Director

Dr. Lindy Crewe is a leading scholar of Bronze Age Cyprus and studied under Professor Edgar (“Eddie”) Peltenburg at the University of Edinburgh, and excavates in western Cyprus. She is the author of two books and 35 articles and is currently working with Dr. Diane Bolger on the publication of the remarkable Chalcolithic cemetery and settlement at Souskiou-Laona. “It is the site Eddie was most passionate about,” she says, and its publication was left unfinished at his recent death.

Dr. Crewe grew up in Sydney, Australia. Art and ancient history were her two greatest fascinations for as long as she can remember. Success as a graphic designer in Melbourne left her unsatisfied, and she enrolled instead at La Trobe University. Here she found archaeology, the perfect conjunction of her two main interests. Eight muddy, winter weeks of excavation at her Professors David Frankel and Jenny Webb’s site at Marki-Alonia introduced her to Cyprus. Those who dig in Cyprus’ summer heat will chuckle at her recollection of coming in to CAARI to get warm. She stayed on afterward at CAARI to pursue her undergrad Honors thesis on spindle whorls, and speaks warmly of the wonderful support she received from then-Director, Dr. Nancy Serwint.

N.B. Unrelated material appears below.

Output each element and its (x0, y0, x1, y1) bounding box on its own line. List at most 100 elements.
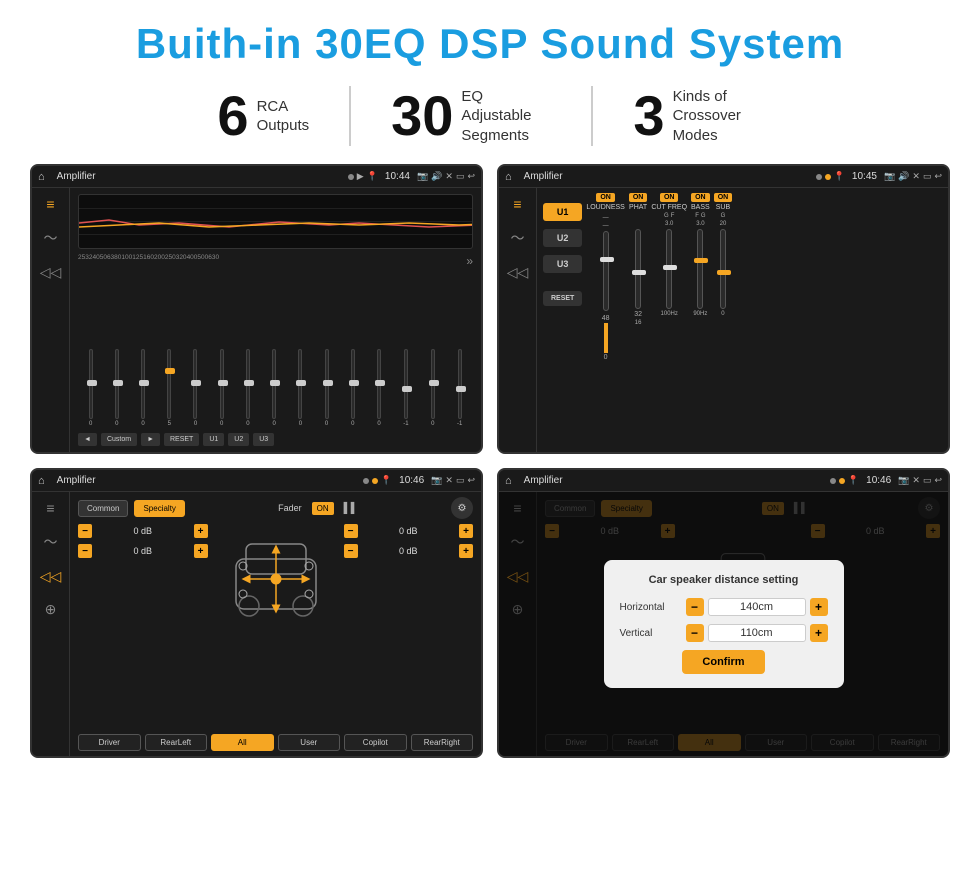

After publishing her thesis as her first book, she went on to a Ph.D. in Europe under Professor Peltenburg. He introduced her to western Cyprus, and to summertime excavation, at Souskiou-Laona, where she served as Field Director from 2001 to 2006. In 2005-2006 she served as the Cyprus Curator in the Department of Greek and Roman Antiquities at the British Museum, and in 2007 her second book, on Enkomi, was published. This allowed her to extend onto a far larger canvas her interest in the way pottery and its changing technology reveal patterns of social interactions and trade relations.

In 2007 Dr. Crewe assumed the directorship of the excavations of Kissonerga-Skalia, a post she still holds. A powerful Bronze Age site that also offers rich insights into the relation of Chalcolithic to Early Bronze Age developments, Kissonerga has given ample scope to her keen interest in archaeology as a record of social change, and to her expertise in the technologies and transmission of ceramic forms both within and outside of Cyprus. It also yielded a remarkably well-preserved Bronze Age brewery for producing beer, depicted here, a discovery gleefully reported all around globe. Continuing relations as a visiting academic with the British Museum also allowed her to unite her archaeological expertise with her interest in public dissemination of finds through the creation of on-line presentations on Kissonerga, and she has plans for a far larger digital project ahead.


Executive Assistant

Our Executive Assistant is Katerina Mavromichalou. Katerina is an archaeologist with a BA in History and Archeology from the University of Cyprus an MA in Maritime Archeology from the University of Southampton in the UK. She has worked as a Research Assistant at Archaeological Research Unit of the University of Cyprus and has participated in a number of underwater and terrestrial excavations in Cyprus and abroad.

Katerina has been at CAARI since the beginning of 2013 and was previously employed as Librarian. In January 2021, following the retirement of Executive Assistant Vathoulla Moustoukki, she moved on to the role of Executive Assistant.


Librarian

Anthoulla Vassiliades has been the CAARI Librarian since March 2021. Anthoulla has a BA. Hons in Archaeology and an MA in Classical Archaeology from the University of Sydney, Australia. She is a scholar of Medieval Cyprus, currently researching the medieval sugar industry and is a senior team member of the Paphos Theatre Archaeological Project, having worked on the project from 1995.

Anthoulla is a Cypriot-Australian, growing up in Sydney, Australia. Trips from Australia to Cyprus, visiting family always included excursions to various archaeological sites on the island, which developed into a lifelong love of archaeology and the history of Cyprus.

She was previously the Administrative Officer and Hostel Manager at the Australian Archaeological Institute at Athens, in Greece and the Knossos Curatorial Fellow for the British School Athens. She has worked on various archaeological projects in Cyprus, Greece, Italy, Romania and Jordan.


Executive Assistant Emerita

Vathoulla MoustoukkiThe Executive Assistant is Vathoulla Moustoukki, a Cypriot who has been with CAARI for over twenty-five years and who provides important continuity, personal commitment, and institutional memory.